Road closure on Aigburth Road due to repairs to Victorian era gas pipe
A gas pipe buried under Aigburth Road – unseen since the 1860s – is causing a major headache for engineers who need to fix it.
Cadent, which manages the local gas network, was alerted by a member of the public to a smell of gas – indicating a leak – and have traced it to this pipe.
Everything is under control, but essential repairs need to made.
The pipe – near to Home Bargains, and opposite Sefton Park Library – runs directly beneath the central white line of the two city-bound lanes.
To access it, the team has needed to dig a 3m-deep, 3m-wide pit – taking up both lanes.
Cadent has prepared a plan, in conjunction with Liverpool City Council and emergency services, that will involve a change – for around two weeks – to the flow of traffic along Aigburth Road, L17.

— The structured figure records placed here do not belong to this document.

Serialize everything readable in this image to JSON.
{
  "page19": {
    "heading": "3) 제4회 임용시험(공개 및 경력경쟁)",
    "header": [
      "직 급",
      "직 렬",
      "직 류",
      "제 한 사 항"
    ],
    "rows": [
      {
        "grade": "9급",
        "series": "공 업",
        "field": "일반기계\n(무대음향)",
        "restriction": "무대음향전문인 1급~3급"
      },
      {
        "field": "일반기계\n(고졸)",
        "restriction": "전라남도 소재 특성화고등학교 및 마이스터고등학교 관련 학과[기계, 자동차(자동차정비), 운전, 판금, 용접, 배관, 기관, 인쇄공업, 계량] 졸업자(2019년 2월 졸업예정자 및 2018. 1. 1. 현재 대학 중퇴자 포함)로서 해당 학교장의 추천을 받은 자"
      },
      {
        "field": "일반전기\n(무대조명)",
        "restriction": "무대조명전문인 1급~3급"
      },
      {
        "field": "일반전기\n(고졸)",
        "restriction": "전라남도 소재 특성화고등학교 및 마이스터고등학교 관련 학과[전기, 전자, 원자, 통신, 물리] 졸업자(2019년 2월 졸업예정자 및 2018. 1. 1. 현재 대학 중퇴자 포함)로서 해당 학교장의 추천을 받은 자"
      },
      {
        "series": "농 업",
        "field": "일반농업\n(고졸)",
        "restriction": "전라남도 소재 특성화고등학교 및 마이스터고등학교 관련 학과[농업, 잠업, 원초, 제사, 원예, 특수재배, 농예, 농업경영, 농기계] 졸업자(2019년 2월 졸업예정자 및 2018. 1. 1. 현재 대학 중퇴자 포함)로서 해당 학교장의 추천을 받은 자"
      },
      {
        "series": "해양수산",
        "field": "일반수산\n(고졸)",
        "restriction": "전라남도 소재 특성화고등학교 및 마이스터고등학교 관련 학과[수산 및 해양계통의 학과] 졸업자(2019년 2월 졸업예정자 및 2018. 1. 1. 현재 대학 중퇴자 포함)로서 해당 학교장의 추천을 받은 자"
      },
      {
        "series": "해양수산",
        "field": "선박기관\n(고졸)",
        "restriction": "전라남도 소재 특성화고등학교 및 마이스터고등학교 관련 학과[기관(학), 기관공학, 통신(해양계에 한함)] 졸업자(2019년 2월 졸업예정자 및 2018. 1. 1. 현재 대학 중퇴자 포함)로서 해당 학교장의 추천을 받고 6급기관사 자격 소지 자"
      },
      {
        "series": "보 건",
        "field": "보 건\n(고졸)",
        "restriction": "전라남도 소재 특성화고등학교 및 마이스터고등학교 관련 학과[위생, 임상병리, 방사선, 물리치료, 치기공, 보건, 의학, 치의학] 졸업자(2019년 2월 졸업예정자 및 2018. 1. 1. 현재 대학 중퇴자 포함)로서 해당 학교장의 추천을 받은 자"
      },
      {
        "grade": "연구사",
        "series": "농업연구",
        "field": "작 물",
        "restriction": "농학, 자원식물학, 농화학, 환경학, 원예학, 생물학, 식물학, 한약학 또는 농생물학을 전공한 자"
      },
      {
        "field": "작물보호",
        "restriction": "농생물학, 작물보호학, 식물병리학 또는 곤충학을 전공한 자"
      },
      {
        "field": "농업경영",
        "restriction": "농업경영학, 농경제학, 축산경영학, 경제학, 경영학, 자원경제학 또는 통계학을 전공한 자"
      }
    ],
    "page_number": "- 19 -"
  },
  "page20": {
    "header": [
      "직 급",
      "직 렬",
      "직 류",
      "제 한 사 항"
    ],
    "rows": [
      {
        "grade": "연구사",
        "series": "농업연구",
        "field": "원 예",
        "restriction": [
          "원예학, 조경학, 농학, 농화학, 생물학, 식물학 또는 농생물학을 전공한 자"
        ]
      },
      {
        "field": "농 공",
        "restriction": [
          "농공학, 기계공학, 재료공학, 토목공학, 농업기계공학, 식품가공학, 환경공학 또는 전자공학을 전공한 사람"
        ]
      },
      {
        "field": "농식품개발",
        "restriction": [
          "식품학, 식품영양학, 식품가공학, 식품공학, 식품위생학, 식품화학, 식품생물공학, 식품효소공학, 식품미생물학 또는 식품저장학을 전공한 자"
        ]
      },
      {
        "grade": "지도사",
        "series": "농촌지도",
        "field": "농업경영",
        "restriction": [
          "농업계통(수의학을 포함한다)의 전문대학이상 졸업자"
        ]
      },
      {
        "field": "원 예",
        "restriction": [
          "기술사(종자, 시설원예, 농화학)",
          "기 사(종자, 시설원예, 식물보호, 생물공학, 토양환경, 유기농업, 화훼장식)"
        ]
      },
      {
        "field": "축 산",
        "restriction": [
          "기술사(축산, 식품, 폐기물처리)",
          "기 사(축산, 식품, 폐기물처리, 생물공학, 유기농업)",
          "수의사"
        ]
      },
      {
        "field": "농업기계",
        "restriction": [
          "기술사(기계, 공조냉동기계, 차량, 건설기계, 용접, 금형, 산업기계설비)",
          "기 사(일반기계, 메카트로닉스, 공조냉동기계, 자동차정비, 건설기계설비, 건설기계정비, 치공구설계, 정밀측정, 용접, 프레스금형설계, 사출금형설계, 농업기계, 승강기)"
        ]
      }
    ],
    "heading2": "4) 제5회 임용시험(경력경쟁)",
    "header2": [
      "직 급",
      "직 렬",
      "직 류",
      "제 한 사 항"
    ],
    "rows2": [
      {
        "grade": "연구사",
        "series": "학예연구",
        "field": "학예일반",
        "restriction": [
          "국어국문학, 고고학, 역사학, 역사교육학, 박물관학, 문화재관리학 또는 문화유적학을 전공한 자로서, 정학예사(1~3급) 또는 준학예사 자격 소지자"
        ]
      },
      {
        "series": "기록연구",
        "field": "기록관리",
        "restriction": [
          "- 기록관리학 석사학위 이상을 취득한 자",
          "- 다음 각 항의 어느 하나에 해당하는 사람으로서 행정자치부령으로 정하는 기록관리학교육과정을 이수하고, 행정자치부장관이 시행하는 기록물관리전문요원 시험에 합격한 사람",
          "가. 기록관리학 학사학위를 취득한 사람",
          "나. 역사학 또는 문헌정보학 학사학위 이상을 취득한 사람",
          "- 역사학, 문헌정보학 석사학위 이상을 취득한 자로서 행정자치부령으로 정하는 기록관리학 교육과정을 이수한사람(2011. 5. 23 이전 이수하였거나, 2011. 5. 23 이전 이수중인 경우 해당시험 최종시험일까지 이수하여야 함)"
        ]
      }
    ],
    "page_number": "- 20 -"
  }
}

Work has now begun to remove a couple of street lighting columns in the central reservation and lower the raised embankment.
This will enable – from Sunday morning (16th July) – the city-bound traffic to merge into one of the two lanes on the opposite side of the carriageway.
It means traffic can continue to flow in both directions, but instead of two lanes each way, there will only be one.
Traffic will be moved to the opposite lane from Tramway Rd, with vehicles rejoining the city-bound carriageway at Parkfield Rd.
Dale Martin, Customer Operations Area Manager, Cadent, said: “This pipe is from a different era, when no-one could possibly have imagined the type of traffic that runs above it today.
“We’d hoped the pipe might be confined to one lane, but we now know it straddles both, and that’s created a big challenge for us.”
Dale added: “What we’re going to do, having consulted the city council and emergency services, is keep traffic flowing in both directions by making some temporary changes to the central reservation.
“I think motorists should still be prepared for traffic to build up and, if they have other routes they can take, it would be wise to do so while we carry out this work.
“The leak itself is under control, but to fix it we need to expose the full circumference of the pipe so that we can carry out a repair technique called ‘encapsulation’. This is basically us wrapping the part with a special casing, stopping the leak.
“I would like to thank everyone for bearing with us – keeping everyone safe is always going to be our first priority, but we are working hard too in order to find ways to keep unavoidable disruption to a minimum.”
As they dug down to the pipe, the Cadent engineers exposed more of the city’s history – tram lines which were left in situ and buried beneath the new road surface when trams stopped being a feature of Liverpool in the 1950s.
If you smell gas:
If you smell gas during this work, nearby or anywhere, always ring the national gas emergency service immediately, day or night, on 0800 111 999*. Do not delay, or assume it’s related to this work. It may not be and must be checked.